- Balvicar Balvicar Location within Argyll and Bute
- Population: 112
- Language: English Scottish Gaelic
- OS grid reference: NM7617
- • Edinburgh: 95 mi (153 km) ESE
- • London: 400 mi (640 km) SE
- Council area: Argyll and Bute;
- Lieutenancy area: Argyll and Bute;
- Country: Scotland
- Sovereign state: United Kingdom
- Post town: OBAN
- Postcode district: PA34
- Dialling code: 01852
- UK Parliament: Argyll, Bute and South Lochaber;
- Scottish Parliament: Argyll and Bute;

= Balvicar =

Village in Argyll and Bute, Scotland

Balvicar (Baile a' Bhiocair) is a village on the island of Seil, a small island 7 mi southwest of Oban, Scotland.
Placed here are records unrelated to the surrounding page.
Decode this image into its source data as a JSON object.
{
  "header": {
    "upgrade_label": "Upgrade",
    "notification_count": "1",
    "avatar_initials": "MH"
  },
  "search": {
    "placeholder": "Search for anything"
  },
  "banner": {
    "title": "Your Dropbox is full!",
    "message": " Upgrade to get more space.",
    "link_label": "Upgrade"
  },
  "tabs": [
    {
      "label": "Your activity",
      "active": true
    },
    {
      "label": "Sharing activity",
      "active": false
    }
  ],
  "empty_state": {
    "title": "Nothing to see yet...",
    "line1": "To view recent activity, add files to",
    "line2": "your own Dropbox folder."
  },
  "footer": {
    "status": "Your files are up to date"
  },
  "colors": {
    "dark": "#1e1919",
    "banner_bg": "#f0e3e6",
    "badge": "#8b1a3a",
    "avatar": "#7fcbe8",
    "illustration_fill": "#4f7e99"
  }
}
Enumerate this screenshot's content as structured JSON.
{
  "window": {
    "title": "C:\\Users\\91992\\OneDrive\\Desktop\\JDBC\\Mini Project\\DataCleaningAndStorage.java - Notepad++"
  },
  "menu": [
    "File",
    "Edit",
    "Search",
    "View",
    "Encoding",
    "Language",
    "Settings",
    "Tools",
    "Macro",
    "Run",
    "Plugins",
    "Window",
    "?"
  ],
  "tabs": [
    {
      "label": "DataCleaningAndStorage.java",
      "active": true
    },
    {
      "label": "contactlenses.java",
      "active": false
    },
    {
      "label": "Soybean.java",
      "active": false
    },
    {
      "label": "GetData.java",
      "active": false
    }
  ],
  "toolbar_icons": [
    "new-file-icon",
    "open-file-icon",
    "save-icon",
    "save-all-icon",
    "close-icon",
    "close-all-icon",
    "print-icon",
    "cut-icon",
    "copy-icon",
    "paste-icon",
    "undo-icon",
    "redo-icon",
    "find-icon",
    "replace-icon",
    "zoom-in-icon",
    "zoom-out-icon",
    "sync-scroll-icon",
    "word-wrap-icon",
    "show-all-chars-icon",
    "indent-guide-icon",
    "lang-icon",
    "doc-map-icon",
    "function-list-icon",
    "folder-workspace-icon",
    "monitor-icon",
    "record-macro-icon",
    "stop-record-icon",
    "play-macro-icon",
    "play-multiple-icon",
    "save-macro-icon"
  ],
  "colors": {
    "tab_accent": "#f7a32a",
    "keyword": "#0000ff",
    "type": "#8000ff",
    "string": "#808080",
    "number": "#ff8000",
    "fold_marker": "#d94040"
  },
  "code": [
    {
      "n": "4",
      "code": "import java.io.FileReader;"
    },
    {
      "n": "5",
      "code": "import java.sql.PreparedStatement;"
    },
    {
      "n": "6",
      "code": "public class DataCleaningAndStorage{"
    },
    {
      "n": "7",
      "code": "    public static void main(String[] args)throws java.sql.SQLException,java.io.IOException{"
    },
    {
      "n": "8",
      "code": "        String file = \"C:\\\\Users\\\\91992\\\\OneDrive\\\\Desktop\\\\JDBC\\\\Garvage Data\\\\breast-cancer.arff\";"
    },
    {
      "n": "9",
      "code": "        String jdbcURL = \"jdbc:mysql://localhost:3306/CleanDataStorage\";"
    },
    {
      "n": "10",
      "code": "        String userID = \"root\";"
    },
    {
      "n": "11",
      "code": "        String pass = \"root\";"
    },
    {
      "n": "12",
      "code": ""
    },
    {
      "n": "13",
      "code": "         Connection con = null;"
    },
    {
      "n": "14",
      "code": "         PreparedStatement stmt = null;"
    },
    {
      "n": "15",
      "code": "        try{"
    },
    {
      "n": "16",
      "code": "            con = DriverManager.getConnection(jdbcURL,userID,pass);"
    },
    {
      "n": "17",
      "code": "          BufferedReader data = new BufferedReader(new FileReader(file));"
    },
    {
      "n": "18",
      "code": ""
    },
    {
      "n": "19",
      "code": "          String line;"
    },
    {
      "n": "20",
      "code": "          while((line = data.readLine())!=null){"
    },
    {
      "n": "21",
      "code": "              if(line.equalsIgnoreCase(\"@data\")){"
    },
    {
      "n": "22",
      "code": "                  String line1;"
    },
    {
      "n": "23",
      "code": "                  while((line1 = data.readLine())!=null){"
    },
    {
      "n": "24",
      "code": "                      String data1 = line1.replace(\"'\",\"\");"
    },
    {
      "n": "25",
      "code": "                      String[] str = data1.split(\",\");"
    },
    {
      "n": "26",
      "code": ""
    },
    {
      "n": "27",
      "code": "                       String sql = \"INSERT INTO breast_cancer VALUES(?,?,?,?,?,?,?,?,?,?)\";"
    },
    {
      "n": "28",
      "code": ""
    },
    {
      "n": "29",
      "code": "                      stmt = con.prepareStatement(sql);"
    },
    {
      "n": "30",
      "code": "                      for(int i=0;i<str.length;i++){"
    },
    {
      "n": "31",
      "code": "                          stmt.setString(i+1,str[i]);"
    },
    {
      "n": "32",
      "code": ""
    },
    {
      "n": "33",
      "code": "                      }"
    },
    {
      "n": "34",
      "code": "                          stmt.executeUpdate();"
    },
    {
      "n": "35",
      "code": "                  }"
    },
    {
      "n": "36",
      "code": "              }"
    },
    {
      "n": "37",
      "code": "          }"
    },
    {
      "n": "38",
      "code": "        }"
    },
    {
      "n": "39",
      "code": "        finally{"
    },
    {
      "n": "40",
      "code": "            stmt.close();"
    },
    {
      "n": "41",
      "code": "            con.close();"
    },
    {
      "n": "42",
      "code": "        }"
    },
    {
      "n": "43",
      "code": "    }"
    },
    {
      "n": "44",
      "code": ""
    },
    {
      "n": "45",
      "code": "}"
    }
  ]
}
It is one of three villages on the island along with Ellenabeich and Clachan-Seil. It was a former slate-mining village beginning in the 16th century, and eventually ceased mining after sporadic operation between the 1940s and 60s.

Balvicar contains a shop which also serves as a post office. The Isle of Seil Golf Club is also situated in the village. There is a fish factory which processes locally caught langoustines that go for export, and a number of creel fishing boats operate out of Balvicar Bay. There is a boatyard which offers repairs and maintenance for both fishing and pleasure vessels plus winter storage for yachts and small commercial vessels.

As of 2001, 2.68% of people in Balvicar could speak Scottish Gaelic.